In a way, it was appropriate that Tseng, who finished after Wie, also closed birdie-eagle to grab the lead. Tseng, a shy but subtly funny 22-year-old from Taiwan, has lived in Wie's shadow for nearly a decade despite having a much better resume.
Tseng defeated Wie in the finals of the 2004 Women's Public Links -- consistently bombing it past the long-hitting Wie -- and has already won two major championships -- the 2008 LPGA Championship and this year's Kraft Nabisco Championship -- while Wie has none.
How astonishing would it be if Tseng won this week and was, at her tender age, three-quarters of the way to the career Grand Slam? In case you think that is unlikely, Yani hit all 18 greens Thursday at Royal Birkdale - a difficult achievement even if the wind were not being frisky. She also played extremely well in 2008 when the Women's British Open was at Sunningdale.
Getting back to Wie, most impressive was the way she bounced back from her opening bogey and a few other squirrely shots early in the round. One of her flaws -- besides a decidedly erratic putter -- is to let mistake compound mistake, turning what could have been a bogey into something worse. She remained in complete control Thursday.
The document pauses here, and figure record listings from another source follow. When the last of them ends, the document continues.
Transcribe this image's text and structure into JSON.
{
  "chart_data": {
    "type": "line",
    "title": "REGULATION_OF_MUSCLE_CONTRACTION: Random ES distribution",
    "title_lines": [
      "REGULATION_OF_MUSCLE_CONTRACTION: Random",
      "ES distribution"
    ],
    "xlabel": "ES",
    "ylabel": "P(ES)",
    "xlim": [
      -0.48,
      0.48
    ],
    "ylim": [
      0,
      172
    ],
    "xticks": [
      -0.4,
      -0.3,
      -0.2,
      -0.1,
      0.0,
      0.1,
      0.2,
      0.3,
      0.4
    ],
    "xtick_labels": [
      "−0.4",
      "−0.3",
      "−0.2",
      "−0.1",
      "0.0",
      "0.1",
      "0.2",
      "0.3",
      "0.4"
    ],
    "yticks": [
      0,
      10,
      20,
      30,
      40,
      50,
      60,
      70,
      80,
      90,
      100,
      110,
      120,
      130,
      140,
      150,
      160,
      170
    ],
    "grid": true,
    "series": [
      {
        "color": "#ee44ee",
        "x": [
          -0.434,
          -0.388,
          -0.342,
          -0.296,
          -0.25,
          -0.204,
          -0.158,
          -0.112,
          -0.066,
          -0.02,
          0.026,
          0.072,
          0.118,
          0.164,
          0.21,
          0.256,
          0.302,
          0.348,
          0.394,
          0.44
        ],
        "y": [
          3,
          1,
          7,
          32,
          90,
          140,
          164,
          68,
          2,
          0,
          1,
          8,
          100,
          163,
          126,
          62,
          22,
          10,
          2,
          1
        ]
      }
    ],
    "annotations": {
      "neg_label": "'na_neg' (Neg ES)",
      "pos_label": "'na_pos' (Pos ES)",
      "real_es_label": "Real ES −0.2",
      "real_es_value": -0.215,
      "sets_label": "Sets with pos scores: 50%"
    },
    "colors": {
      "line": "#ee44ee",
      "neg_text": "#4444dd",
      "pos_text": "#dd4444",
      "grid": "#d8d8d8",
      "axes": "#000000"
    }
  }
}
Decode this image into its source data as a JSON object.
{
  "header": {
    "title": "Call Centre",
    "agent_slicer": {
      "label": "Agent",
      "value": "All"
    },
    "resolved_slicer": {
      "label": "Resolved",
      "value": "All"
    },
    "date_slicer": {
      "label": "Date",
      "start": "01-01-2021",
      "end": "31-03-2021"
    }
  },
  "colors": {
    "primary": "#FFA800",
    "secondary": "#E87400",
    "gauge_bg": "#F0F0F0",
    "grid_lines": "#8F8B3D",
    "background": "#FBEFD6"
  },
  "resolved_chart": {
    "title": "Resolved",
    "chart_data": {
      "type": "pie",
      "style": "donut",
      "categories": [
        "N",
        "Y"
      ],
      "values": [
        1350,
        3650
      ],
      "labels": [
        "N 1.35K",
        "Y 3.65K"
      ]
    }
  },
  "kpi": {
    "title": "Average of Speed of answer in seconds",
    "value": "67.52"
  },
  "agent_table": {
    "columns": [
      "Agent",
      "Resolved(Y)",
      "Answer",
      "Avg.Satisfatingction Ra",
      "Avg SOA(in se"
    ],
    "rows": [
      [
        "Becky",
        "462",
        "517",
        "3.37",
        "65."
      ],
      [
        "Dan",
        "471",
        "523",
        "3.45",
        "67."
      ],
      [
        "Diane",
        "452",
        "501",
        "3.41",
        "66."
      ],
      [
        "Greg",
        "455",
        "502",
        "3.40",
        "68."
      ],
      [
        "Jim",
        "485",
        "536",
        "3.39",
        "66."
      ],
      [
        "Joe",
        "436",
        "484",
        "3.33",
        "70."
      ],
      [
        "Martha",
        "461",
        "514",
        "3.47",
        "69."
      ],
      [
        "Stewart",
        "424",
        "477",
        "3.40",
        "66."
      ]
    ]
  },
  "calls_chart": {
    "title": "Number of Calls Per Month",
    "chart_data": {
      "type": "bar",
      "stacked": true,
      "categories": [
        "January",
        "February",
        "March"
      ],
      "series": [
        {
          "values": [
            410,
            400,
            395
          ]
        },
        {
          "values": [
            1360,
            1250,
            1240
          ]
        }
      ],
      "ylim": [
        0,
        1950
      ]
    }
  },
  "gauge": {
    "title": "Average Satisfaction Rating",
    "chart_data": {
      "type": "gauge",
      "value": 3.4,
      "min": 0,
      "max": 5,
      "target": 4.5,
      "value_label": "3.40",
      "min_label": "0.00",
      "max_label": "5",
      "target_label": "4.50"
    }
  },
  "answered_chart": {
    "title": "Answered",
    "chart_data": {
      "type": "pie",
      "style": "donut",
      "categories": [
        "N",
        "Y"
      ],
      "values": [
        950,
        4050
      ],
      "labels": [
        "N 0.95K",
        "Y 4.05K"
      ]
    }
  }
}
The test for Wie now is to back up the solid opening round with another good effort. That consistency has been a problem for her since she joined the LPGA fulltime last year. At the Evian Masters last week, for example, Wie opened with a 68 then effectively played her way out of the tournament the next day with a 77. Often of late, her best rounds have been when it mattered least -- early in a tournament or late when she was out of contention.
The cool thing about golf -- especially major championship golf -- is that it requires performance and concentration over four days on every shot -- and that is especially so in links golf. One errant shot can lead to disaster.
Wie met all of those tests on Thursday and has positioned herself perfectly at Royal Birkdale for a run at her first major championship. Now she has to build on it. After Friday's second round we will likely have a better indication of exactly where we are positioned on the Michelle Wie roller coaster ride -- going up or going down.